Abstract

The impacts of climate change on biodiversity in the last three decades have increasingly assumed from significant to threatening proportions and this causes major global concerns. This study aims at examining the recent and future impacts of global climate change on both ecological resources and human well-being. This review study is based on the general concept of ecological resilience: that coping with climate change stresses and disturbances depends on social resilience, political and environmental strategies accessible in a community. The study assessed over 300 peer-reviewed publications, both articles and books, which linked climate change impacts on ecosystems to social/health resilience of people in the specific regions. Publications on that were focused on general impacts of climate change on global ecology, ecosystem distribution shifts and phenology change; the ecological and social/health resilience, in the tropic and polar regions, were reviewed.
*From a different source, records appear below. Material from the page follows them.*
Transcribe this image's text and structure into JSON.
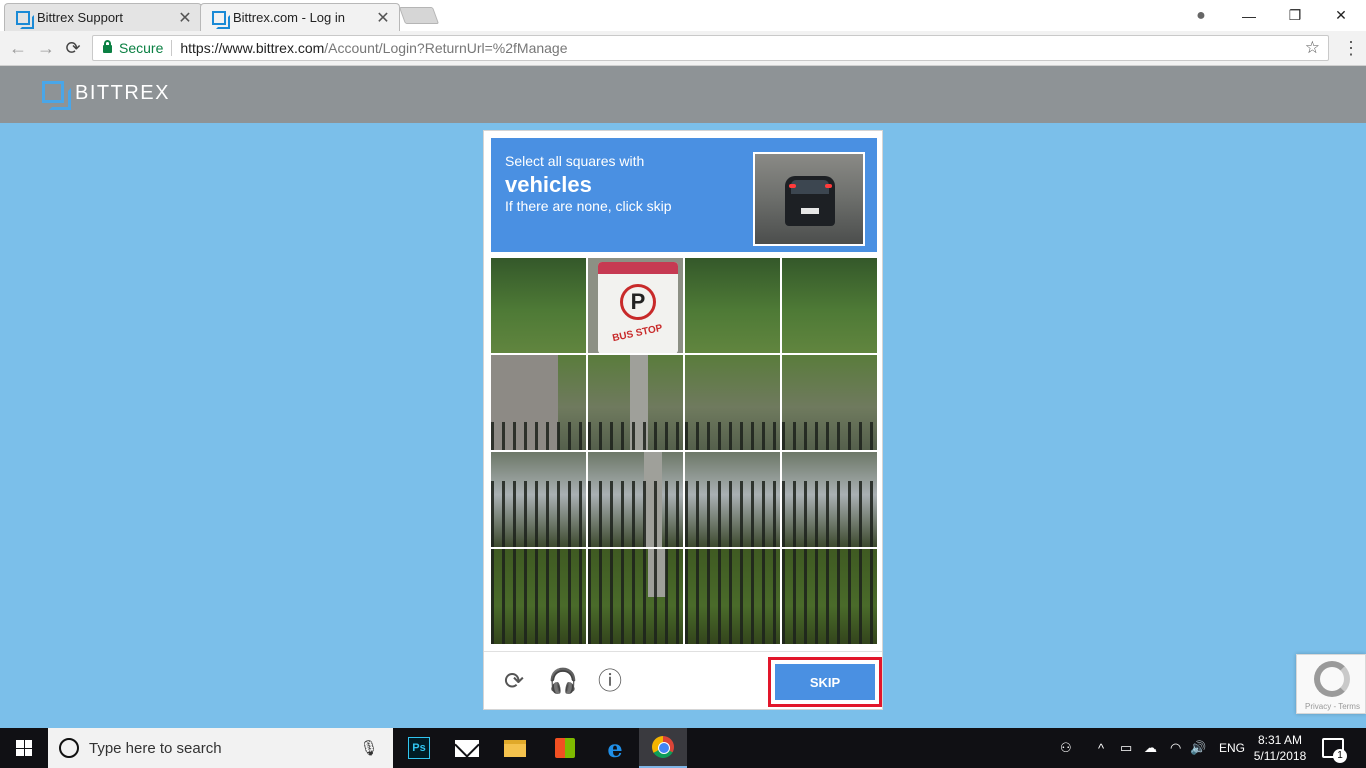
{
  "browser": {
    "tabs": [
      {
        "title": "Bittrex Support",
        "close": "✕"
      },
      {
        "title": "Bittrex.com - Log in",
        "close": "✕"
      }
    ],
    "security_label": "Secure",
    "url_host": "https://www.bittrex.com",
    "url_path": "/Account/Login?ReturnUrl=%2fManage",
    "icons": {
      "back": "←",
      "forward": "→",
      "reload": "⟳",
      "bookmark": "☆",
      "menu": "⋮",
      "profile": "●",
      "minimize": "—",
      "restore": "❐",
      "close": "✕"
    }
  },
  "site": {
    "logo_text": "BITTREX",
    "brand_color": "#4aa6e8",
    "background_color": "#7bbfea"
  },
  "captcha": {
    "instruction": "Select all squares with",
    "target": "vehicles",
    "hint": "If there are none, click skip",
    "sign_letter": "P",
    "sign_text": "BUS STOP",
    "skip_label": "SKIP",
    "accent_color": "#4a90e2",
    "icons": {
      "reload": "⟳",
      "audio": "🎧",
      "info": "ⓘ"
    }
  },
  "recaptcha_badge": {
    "links": "Privacy - Terms"
  },
  "taskbar": {
    "search_placeholder": "Type here to search",
    "ps_label": "Ps",
    "edge_label": "e",
    "language": "ENG",
    "time": "8:31 AM",
    "date": "5/11/2018",
    "notification_count": "1",
    "tray_icons": {
      "people": "⚇",
      "chevron": "^",
      "battery": "▭",
      "cloud": "☁",
      "wifi": "◠",
      "volume": "🔊",
      "mic": "🎙"
    }
  }
}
The major finding of this study is that there is considerable variation in magnitudes and patterns of responses to climate change in different regions, even with an overall review of scientific studies on the global ecosystem and human health. Despite this, what is obvious is that change in the ecosystem in Polar Regions will continue to have significant impacts on the global environment, flora, fauna and ultimately human well-being. There are many uncertainties, though, on the possible effects of climate change ecosystem and soils and their severe biological, social, cultural and economic consequences. Notwithstanding these uncertainties, the impacts of climate change on both ecosystem and human socio-cultural activities are very likely to become even more widespread in the near future.